Porque era única y distinta, porque era "La Doña", en las últimas décadas de su vida María Félix eligió la penumbra. Ni los adioses definitivos y patéticos a la Marilyn Monroe, ni los abandonos etílicos a la Ava Gardner, ni la terca persistencia ante los reflectores de Liz Taylor. María, en cambio, optó por ser fiel a su personaje. Siempre supo que en torno de ella se había creado un mito y sintió que su mayor responsabilidad era respetarlo. Greta Garbo llevó su respeto al extremo: no la penumbra sino la oscuridad. María Félix supo cuidar a su personaje tomando distancia del público, sin desaparecer. Sus exilios eran estratégicos: cuando estaba en París, pensaba en México; cuando estaba acá, se retraía como si estuviera allá. Su retraimiento estaba hecho de reserva, no de temor. Era un acto de creatividad y prudencia, no de nostalgia y menos de huida. Su silencio, como en aquel cuento de Rulfo, se oía. Todo confluía, en efecto, para preservar intacto y vivo a través de los años el recuerdo de aquellas películas memorables, de aquellos personajes y escenas que vieron nuestros padres y abuelos y que nosotros, como nuestros hijos, todavía vemos y seguiremos viendo.

A esta sabia preservación del personaje, se aunaba en María Félix una fina inteligencia y un notable genio verbal. A menudo, sus frases contenían giros o palabras que eran propios, únicos, auténticos. Había algo de vértigo, de fuete, de puñal en sus hallazgos, una sorpresa incesante que no tenía su origen en lecturas o memorizaciones sino en su propio venero, construido al cabo de mil experiencias, viajes, lugares y personas. Su trato con escritores -Villaurrutia, Novo, Magdaleno, Huerta, Leduc y varios autores del existencialismo francés- contribuyó seguramente a alertar su oído y su visión, a enseñarla a respetar a las palabras. Si a la creatividad verbal se aúna la corrección, la expresión se vuelve un encantamiento. María hechizaba, encantaba.

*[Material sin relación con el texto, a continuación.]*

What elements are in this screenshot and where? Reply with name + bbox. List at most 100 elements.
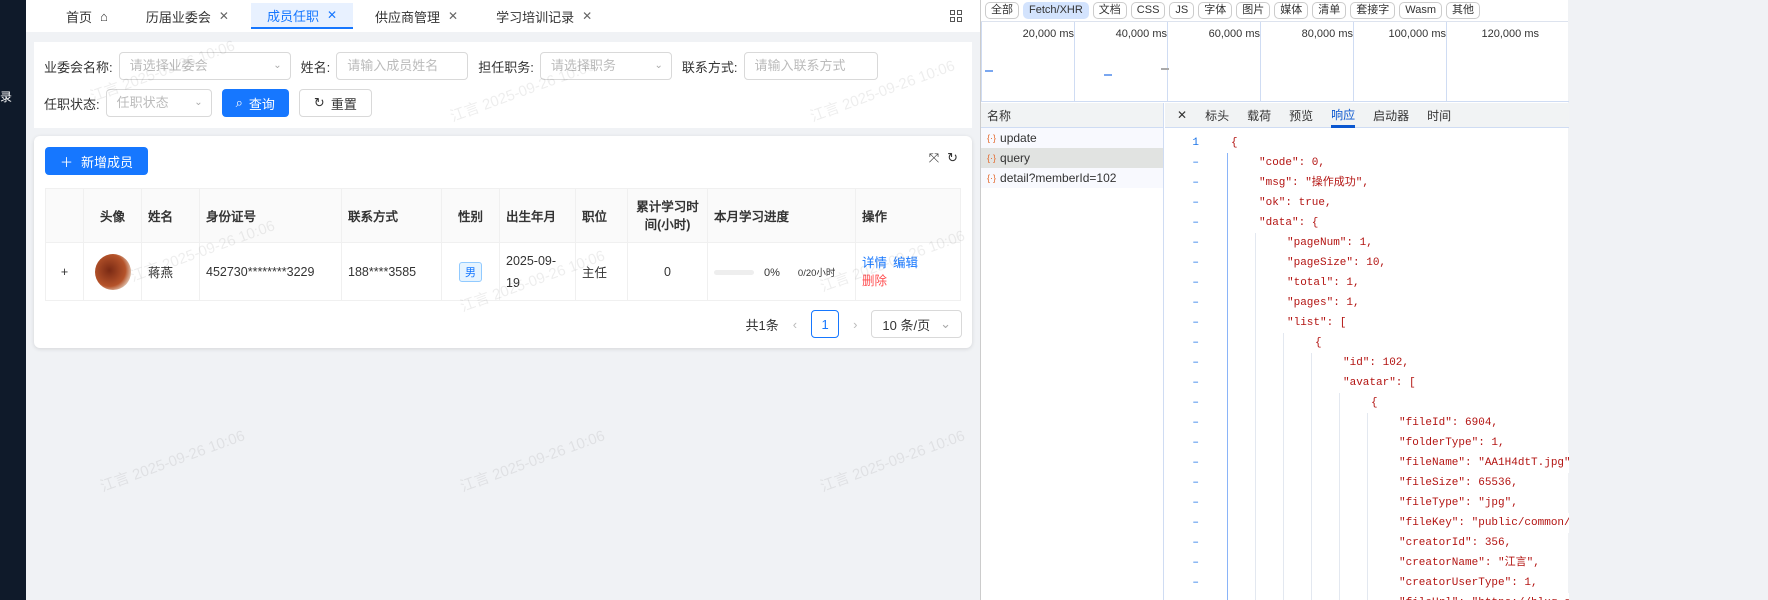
filter-chip[interactable]: 套接字 — [1350, 2, 1396, 19]
indent-guide — [1255, 273, 1256, 293]
code-line: – "id": 102, — [1165, 353, 1569, 373]
indent-guide — [1283, 393, 1284, 413]
line-number: 1 — [1192, 137, 1199, 149]
line-number: – — [1192, 517, 1199, 529]
code-text: "fileKey": "public/common/4c9d96 — [1399, 513, 1569, 533]
delete-link[interactable]: 删除 — [862, 274, 887, 288]
filter-chip[interactable]: 文档 — [1092, 2, 1127, 19]
id-number: 452730********3229 — [199, 242, 342, 301]
line-number: – — [1192, 177, 1199, 189]
sidebar-item-partial[interactable]: 录 — [0, 88, 12, 105]
indent-guide — [1283, 353, 1284, 373]
detail-tab[interactable]: 标头 — [1205, 107, 1229, 124]
close-icon[interactable]: ✕ — [582, 9, 592, 23]
indent-guide — [1283, 453, 1284, 473]
detail-tab[interactable]: 载荷 — [1247, 107, 1271, 124]
close-icon[interactable]: ✕ — [327, 8, 337, 22]
request-item[interactable]: {·} detail?memberId=102 — [981, 168, 1163, 188]
member-name: 蒋燕 — [141, 242, 200, 301]
prev-page-icon[interactable]: ‹ — [793, 317, 797, 332]
filter-chip[interactable]: Fetch/XHR — [1023, 2, 1089, 19]
detail-tab[interactable]: 预览 — [1289, 107, 1313, 124]
request-item[interactable]: {·} query — [981, 148, 1163, 168]
tab-committees[interactable]: 历届业委会 ✕ — [130, 3, 245, 29]
filter-chip[interactable]: 图片 — [1236, 2, 1271, 19]
filter-chip[interactable]: 字体 — [1198, 2, 1233, 19]
code-text: "folderType": 1, — [1399, 433, 1507, 453]
line-number: – — [1192, 337, 1199, 349]
indent-guide — [1255, 513, 1256, 533]
indent-guide — [1227, 473, 1228, 493]
indent-guide — [1367, 413, 1368, 433]
timeline-tick: 120,000 ms — [1446, 22, 1539, 102]
filter-chip[interactable]: 清单 — [1312, 2, 1347, 19]
column-header: 操作 — [855, 188, 961, 243]
reset-button[interactable]: ↻ 重置 — [298, 89, 372, 117]
contact-input[interactable]: 请输入联系方式 — [743, 52, 878, 80]
indent-guide — [1227, 373, 1228, 393]
filter-chip[interactable]: 全部 — [985, 2, 1019, 19]
indent-guide — [1311, 573, 1312, 593]
indent-guide — [1367, 573, 1368, 593]
name-input[interactable]: 请输入成员姓名 — [336, 52, 469, 80]
line-number: – — [1192, 577, 1199, 589]
type-filters: 全部 Fetch/XHR 文档 CSS JS 字体 图片 媒体 清单 套接字 Wasm 其他 — [981, 0, 1568, 22]
request-bar — [1161, 68, 1169, 70]
code-text: "code": 0, — [1259, 153, 1328, 173]
line-number: – — [1192, 277, 1199, 289]
filter-chip[interactable]: 其他 — [1446, 2, 1481, 19]
add-label: 新增成员 — [81, 154, 134, 170]
code-text: "msg": "操作成功", — [1259, 173, 1372, 193]
indent-guide — [1283, 493, 1284, 513]
committee-select[interactable]: 请选择业委会 ⌄ — [118, 52, 291, 80]
page-1-button[interactable]: 1 — [811, 310, 840, 338]
next-page-icon[interactable]: › — [853, 317, 857, 332]
filter-chip[interactable]: 媒体 — [1274, 2, 1309, 19]
tab-members[interactable]: 成员任职 ✕ — [250, 3, 354, 29]
indent-guide — [1367, 593, 1368, 600]
close-icon[interactable]: ✕ — [219, 9, 229, 23]
indent-guide — [1255, 253, 1256, 273]
search-button[interactable]: ⌕ 查询 — [221, 89, 289, 117]
tab-suppliers[interactable]: 供应商管理 ✕ — [359, 3, 474, 29]
add-member-button[interactable]: ＋ 新增成员 — [45, 147, 149, 175]
filter-chip[interactable]: CSS — [1130, 2, 1166, 19]
code-line: – "creatorId": 356, — [1165, 533, 1569, 553]
fullscreen-icon[interactable]: ⤧ — [929, 150, 939, 166]
grid-icon[interactable] — [950, 10, 962, 22]
code-text: "ok": true, — [1259, 193, 1334, 213]
indent-guide — [1311, 493, 1312, 513]
expand-header — [45, 188, 84, 243]
indent-guide — [1255, 593, 1256, 600]
status-select[interactable]: 任职状态 ⌄ — [105, 89, 212, 117]
detail-tab[interactable]: 启动器 — [1373, 107, 1409, 124]
close-icon[interactable]: ✕ — [448, 9, 458, 23]
indent-guide — [1227, 433, 1228, 453]
filter-chip[interactable]: Wasm — [1399, 2, 1443, 19]
indent-guide — [1339, 553, 1340, 573]
detail-link[interactable]: 详情 — [862, 256, 887, 270]
detail-tab[interactable]: 时间 — [1427, 107, 1451, 124]
column-header: 职位 — [575, 188, 628, 243]
committee-label: 业委会名称: — [44, 59, 113, 75]
close-icon[interactable]: ✕ — [1177, 108, 1187, 122]
request-item[interactable]: {·} update — [981, 128, 1163, 148]
edit-link[interactable]: 编辑 — [893, 256, 918, 270]
detail-tab[interactable]: 响应 — [1331, 103, 1356, 128]
indent-guide — [1311, 353, 1312, 373]
indent-guide — [1283, 333, 1284, 353]
chevron-down-icon: ⌄ — [940, 316, 951, 331]
indent-guide — [1283, 433, 1284, 453]
indent-guide — [1227, 453, 1228, 473]
tab-label: 历届业委会 — [145, 9, 211, 25]
tab-training[interactable]: 学习培训记录 ✕ — [480, 3, 608, 29]
page-size-select[interactable]: 10 条/页 ⌄ — [871, 310, 962, 338]
tab-home[interactable]: 首页 ⌂ — [50, 3, 124, 29]
indent-guide — [1227, 173, 1228, 193]
filter-chip[interactable]: JS — [1169, 2, 1195, 19]
refresh-icon[interactable]: ↻ — [947, 150, 958, 166]
position-select[interactable]: 请选择职务 ⌄ — [539, 52, 672, 80]
expand-icon[interactable]: + — [45, 242, 84, 301]
indent-guide — [1255, 453, 1256, 473]
indent-guide — [1339, 593, 1340, 600]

El aura de María Félix explica en parte el hechizo. En el "imaginario colectivo", su personaje está tan ligado a la historia de la Revolución que pareciera que intervino en ella (de hecho, nació en 1914, en lo álgido de la guerra y traía algo de la indomable energía yaqui en sus venas). Era, como me dijo una vez, "una mujer con corazón de hombre", una hembra-macha que representó zonas profundas del alma mexicana porque de verdad las sentía. Pero la explicación final de su atractivo tiene que ver con un valor que María encarnó de modo superior. Es valor -decía el filósofo Plotino, en el Siglo III- "es como la divinidad en los misterios: permanece oculta en el fondo de un santuario y no se muestra al exterior, para no ser percibida por los profanos". Ese valor absoluto tiene que ver con los ojos y con el alma, con la figura y con la inteligencia, con los ademanes y los perfiles, pero excede a todos esos atributos juntos. No es necesario ni posible explicarlo. Hay que contemplarlo y agradecerlo. Es el valor de la belleza. Al final de su vida, esa belleza estaba intacta en sus manos, en sus ojos, en su intensa mirada. Pueblo mexicano, que sabe querer, la va a llorar, la va a extrañar.